- Conservation status: Near Threatened (IUCN 3.1)

Scientific classification
- Kingdom: Animalia
- Phylum: Chordata
- Class: Mammalia
- Order: Chiroptera
- Family: Phyllostomidae
- Genus: Stenoderma E. Geoffroy, 1818
- Species: S. rufum
- Binomial name: Stenoderma rufum Desmarest, 1820

= Red fruit bat =

- Genus: Stenoderma
- Species: rufum
- Authority: Desmarest, 1820
- Conservation status: NT
- Parent authority: E. Geoffroy, 1818

Species of bat

The red fruit bat or red fig-eating bat (Stenoderma rufum) is a species of bat in the family Phyllostomidae, in the monotypic genus Stenoderma. It is found in Puerto Rico and the U.S. Virgin Islands.

==Description==
Red fruit bats can range from tan to dark brown in color and their wings can be dark brown to black with red or pinked colored arms and figures. The nose-leaf are erect and shaped like a lace with a tan coloration. The ears pointed and go from light to dark brown, starting from the base of the ear and to the top of the ears. The eyes are small and oval shaped with brown iris and a circular pupils. Red fruit bats that are dark brown in color are the ones that have molted their juvenile fur to their adult fur. Bats from Puerto Rico are a darker brown, Dresden Brown than the bats found on St. John, Buckthorn Brown.
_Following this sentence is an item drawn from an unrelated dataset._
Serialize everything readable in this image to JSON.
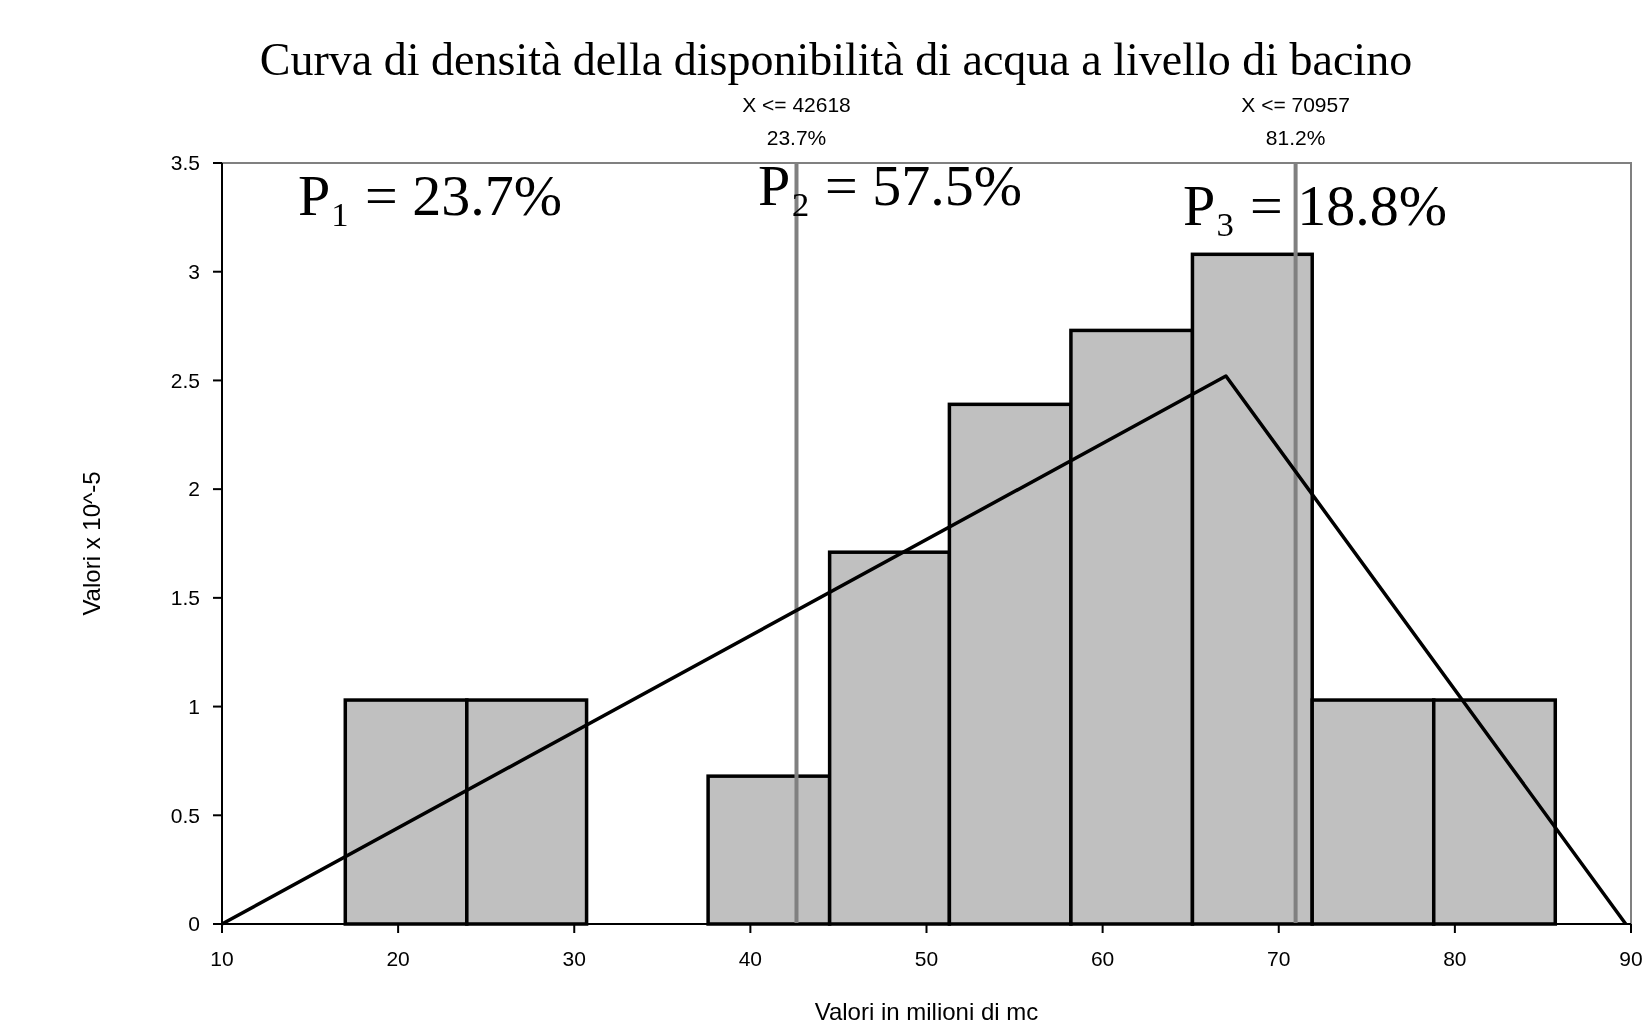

Both adults and juveniles have darker coloration on the ventral side than on the dorsal side, and they have white spots on the sides of the neck near the base of the ear and at the wing joints.
Sexual dimorphism is present among S. r. darioi, where the females are bigger than the males, on Puerto Rico and this does not appear in S. r. rufum on St. John. The S. r. darioi females are 67.8 mm in length on average, have a forearm length of about 49.7 mm, and their skull is 22.9 mm in length. S. r. rufum females are 65 mm long, the forearm is around 47.3 mm, and have a skull length of 22.1 mm, making them smaller than S. r. doraioi females. Males of both species are the same size on average with a length of 61–65.5 mm, forearm length of 47.5-47.7 mm, a skull length about 22.3 mm, and males lack a baculum which is typical of all phyllostomatid bats.

===Subspecies===
Three subspecies are recognised:
- Stenoderma rufum rufum (Desmarest's red fruit bat) – U.S. Virgin Islands
- †Stenoderma rufum anthonyi (Anthony's red fruit bat) – Puerto Rico (fossil)
- Stenoderma rufum darioi (Valdivieso's red fruit bat) – Puerto Rico

==Ecology==
===Range and habitat===
Its natural habitat is subtropical or tropical dry forests and is found on the islands of Puerto Rico and the U.S. Virgin Islands, St. John and St. Thomas. As of June 10, 2004, a pregnant female was found on the island of St. Croix, showing that there is a breeding population on the island. There are no morphological or habitat characteristics that put red fruit bats from St. Croix in the subspecies of S. rufum, but is put in S. r. rufum because they have a similar coloration. The female has a body length of 67 mm and a forearm length of 50.21 mm. Most species of Stenoderma rufum are found in the Luquillo National Forest. This rain forest is located in the northeast part of Puerto Rico, this is a mountainous region that gets over 2,000 mm of rainfall annually.

===Diet===
Red fruit bats are frugivores. They primarily feed on fruit like Cecropia schrebriana, Manilkara bidentata, and Prestoea montana. It has been shown that they can also survive on mangos, fruit nectars, and bananas, but they need to have the flesh of the fruit exposed for the animal to eat it.

==Behavior==
Red fruit bats are nocturnal. Most nocturnal animals tend to reduce their activity during the brighter levels of moonlight, because nocturnal predators can find prey easier when the moon is bright. Red fruit bats do not lack of nocturnal predators on Puerto Rico, this allows the bats to search for food or mates regardless of whether there is a full moon or a new moon.

===Mating and reproduction===
Little is known on the mating and reproduction of red fruit bats. Males tend to mate during the dry seasons rather than the rainy seasons. Females will mate year round, and are polyestrus. Seasons also affect the size of their embryos, with smaller embryos appearing more frequently during dry seasons rather than rainy seasons. When pups are born they are covered in fur everywhere but the face, which is pink and hairless. Pups are born with their eyes open. At birth they are 45 mm long with a forearm length of 29.4 mm and a wingspan of 201 mm.